A lot of the action you get from them if they've been aimed at the Arabian show ring in the US is down to the fact that they are so obsessed with this high knee action - shoeing them to accentuate it, putting them in a sharp bit that they don't want to make contact with so having the horse move upwards rather than forwards adds to that outline which they seem to like
You can school it out of them though. It was a problem I had with Looby when I first got her - sitting trot was like riding a pneumatic drill but that's all gone now and she's really smooth
Lots and lots of trail riding worked for her


----------



## frlsgirl (Aug 6, 2013)

I guess it's always a gamble when you buy a "used" horse because you don't know how the horse was trained/what was done to it. You can only make assumptions based on what you see and based on how the horse reacts as you expose it to different situations.

Compared the $10,000 dressage horse, no, she is not a good candidate. But considering that she's only $2,800, can be ridden and handled by competent teenagers, is tolerant of riding errors - it still seems like a good deal for somebody.
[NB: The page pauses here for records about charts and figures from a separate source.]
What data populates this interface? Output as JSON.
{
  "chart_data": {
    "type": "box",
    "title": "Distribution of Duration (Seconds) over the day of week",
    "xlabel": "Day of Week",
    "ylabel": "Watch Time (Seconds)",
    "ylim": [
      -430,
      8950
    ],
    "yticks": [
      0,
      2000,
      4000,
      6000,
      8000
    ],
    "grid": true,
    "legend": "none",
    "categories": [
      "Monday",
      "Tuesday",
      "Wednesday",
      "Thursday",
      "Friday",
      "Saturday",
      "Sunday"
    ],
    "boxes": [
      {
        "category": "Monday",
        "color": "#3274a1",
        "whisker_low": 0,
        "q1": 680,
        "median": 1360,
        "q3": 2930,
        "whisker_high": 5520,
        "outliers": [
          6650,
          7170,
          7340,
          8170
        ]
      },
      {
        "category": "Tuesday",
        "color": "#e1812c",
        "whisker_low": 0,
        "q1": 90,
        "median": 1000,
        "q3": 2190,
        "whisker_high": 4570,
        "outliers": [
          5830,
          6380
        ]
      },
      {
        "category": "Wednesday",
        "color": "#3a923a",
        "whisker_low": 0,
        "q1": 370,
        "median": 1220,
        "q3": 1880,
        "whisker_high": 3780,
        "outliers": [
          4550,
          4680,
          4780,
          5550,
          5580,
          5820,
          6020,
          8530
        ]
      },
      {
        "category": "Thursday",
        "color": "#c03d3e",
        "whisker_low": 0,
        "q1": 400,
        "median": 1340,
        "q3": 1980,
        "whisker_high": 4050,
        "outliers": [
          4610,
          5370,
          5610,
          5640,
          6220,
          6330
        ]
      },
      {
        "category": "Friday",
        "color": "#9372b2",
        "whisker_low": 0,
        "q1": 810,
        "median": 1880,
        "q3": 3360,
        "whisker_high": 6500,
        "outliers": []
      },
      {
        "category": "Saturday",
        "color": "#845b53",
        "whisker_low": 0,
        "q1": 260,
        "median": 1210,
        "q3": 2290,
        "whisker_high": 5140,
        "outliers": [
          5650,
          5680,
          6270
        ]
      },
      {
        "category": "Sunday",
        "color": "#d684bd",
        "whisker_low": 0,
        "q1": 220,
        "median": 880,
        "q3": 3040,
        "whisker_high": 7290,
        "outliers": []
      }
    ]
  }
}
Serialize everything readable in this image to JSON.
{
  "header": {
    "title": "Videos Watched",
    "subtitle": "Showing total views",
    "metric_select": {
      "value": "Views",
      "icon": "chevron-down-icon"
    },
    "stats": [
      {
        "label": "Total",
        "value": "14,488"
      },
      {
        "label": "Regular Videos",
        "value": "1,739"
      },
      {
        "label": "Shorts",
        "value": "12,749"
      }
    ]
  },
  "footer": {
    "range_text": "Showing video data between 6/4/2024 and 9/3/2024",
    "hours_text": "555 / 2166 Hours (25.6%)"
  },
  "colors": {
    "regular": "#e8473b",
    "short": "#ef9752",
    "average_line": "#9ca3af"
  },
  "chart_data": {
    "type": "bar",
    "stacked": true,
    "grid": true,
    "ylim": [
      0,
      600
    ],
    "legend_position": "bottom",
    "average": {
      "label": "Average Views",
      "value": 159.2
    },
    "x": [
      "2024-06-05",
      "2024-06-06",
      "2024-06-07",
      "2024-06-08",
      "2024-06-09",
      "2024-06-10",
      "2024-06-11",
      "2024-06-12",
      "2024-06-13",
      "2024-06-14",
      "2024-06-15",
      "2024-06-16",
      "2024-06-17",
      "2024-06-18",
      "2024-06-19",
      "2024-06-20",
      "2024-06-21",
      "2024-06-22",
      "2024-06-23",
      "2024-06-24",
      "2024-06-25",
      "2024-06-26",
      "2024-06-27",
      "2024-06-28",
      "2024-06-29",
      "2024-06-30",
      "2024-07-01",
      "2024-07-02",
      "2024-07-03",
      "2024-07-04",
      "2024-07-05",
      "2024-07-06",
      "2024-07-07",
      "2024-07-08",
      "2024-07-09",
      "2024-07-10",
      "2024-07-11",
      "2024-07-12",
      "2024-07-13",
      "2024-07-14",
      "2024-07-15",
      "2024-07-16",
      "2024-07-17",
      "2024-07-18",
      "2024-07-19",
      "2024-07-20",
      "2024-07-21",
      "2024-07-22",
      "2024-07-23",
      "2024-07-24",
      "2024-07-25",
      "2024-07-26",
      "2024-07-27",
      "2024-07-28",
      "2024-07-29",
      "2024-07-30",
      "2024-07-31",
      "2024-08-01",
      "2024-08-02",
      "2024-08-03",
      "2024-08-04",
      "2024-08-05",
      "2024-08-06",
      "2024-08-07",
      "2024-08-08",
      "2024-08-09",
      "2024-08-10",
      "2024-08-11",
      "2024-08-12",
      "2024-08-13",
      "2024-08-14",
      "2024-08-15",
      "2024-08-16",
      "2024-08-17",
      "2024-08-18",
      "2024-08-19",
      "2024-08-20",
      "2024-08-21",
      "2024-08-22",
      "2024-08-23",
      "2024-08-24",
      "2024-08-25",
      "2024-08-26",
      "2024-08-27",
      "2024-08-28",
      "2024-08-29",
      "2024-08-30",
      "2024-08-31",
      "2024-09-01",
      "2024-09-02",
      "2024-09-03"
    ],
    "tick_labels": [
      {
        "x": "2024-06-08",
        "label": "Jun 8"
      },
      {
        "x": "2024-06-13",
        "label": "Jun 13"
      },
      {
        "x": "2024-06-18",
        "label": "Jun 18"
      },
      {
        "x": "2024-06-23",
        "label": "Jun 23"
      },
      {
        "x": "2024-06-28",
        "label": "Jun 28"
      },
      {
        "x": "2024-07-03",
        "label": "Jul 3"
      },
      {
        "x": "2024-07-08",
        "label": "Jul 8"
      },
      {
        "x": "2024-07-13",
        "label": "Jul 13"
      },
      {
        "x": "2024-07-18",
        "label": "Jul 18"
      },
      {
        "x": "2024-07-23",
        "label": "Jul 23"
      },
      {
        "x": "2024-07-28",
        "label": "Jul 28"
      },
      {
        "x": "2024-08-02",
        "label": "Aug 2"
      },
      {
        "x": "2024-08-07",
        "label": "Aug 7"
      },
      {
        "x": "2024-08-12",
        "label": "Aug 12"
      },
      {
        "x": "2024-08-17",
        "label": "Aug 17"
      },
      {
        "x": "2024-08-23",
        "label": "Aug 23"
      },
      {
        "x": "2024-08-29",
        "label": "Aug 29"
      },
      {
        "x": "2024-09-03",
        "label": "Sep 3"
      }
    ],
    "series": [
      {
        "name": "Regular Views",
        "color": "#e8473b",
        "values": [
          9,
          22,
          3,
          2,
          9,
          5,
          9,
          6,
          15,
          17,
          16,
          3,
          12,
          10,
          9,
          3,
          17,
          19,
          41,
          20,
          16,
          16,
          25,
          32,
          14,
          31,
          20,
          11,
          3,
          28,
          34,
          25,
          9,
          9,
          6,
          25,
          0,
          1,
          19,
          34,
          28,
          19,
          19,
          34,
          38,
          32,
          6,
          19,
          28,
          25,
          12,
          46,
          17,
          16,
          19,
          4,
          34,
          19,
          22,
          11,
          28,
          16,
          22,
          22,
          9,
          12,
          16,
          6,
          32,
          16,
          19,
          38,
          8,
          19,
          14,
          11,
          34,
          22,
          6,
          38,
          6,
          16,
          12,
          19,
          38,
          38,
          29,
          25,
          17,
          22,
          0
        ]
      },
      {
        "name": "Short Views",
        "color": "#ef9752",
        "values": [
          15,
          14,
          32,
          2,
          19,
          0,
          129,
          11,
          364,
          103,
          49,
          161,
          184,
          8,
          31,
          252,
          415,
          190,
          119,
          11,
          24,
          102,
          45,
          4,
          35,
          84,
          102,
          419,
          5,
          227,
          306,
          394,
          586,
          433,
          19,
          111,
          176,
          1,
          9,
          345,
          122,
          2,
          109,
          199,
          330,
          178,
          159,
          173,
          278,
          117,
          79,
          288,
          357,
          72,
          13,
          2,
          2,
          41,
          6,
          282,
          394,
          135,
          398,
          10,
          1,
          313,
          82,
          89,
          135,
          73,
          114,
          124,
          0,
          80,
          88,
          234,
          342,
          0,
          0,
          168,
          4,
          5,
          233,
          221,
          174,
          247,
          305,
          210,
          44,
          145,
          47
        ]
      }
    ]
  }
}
I don't know if I'll drive out to see her - still thinking about it.

Thanks for all the feedback though.


----------



## jaydee (May 10, 2012)

I always think that going out and taking a look is the best way to go - costs you the price of the gas
You might find that the horse goes differently for you anyway - a rider can have a big effect on a horse and also having a good willing nature is a huge bonus when it comes to retraining
This horse is only doing what its been conditioned to do - you can change that if the potential is there


----------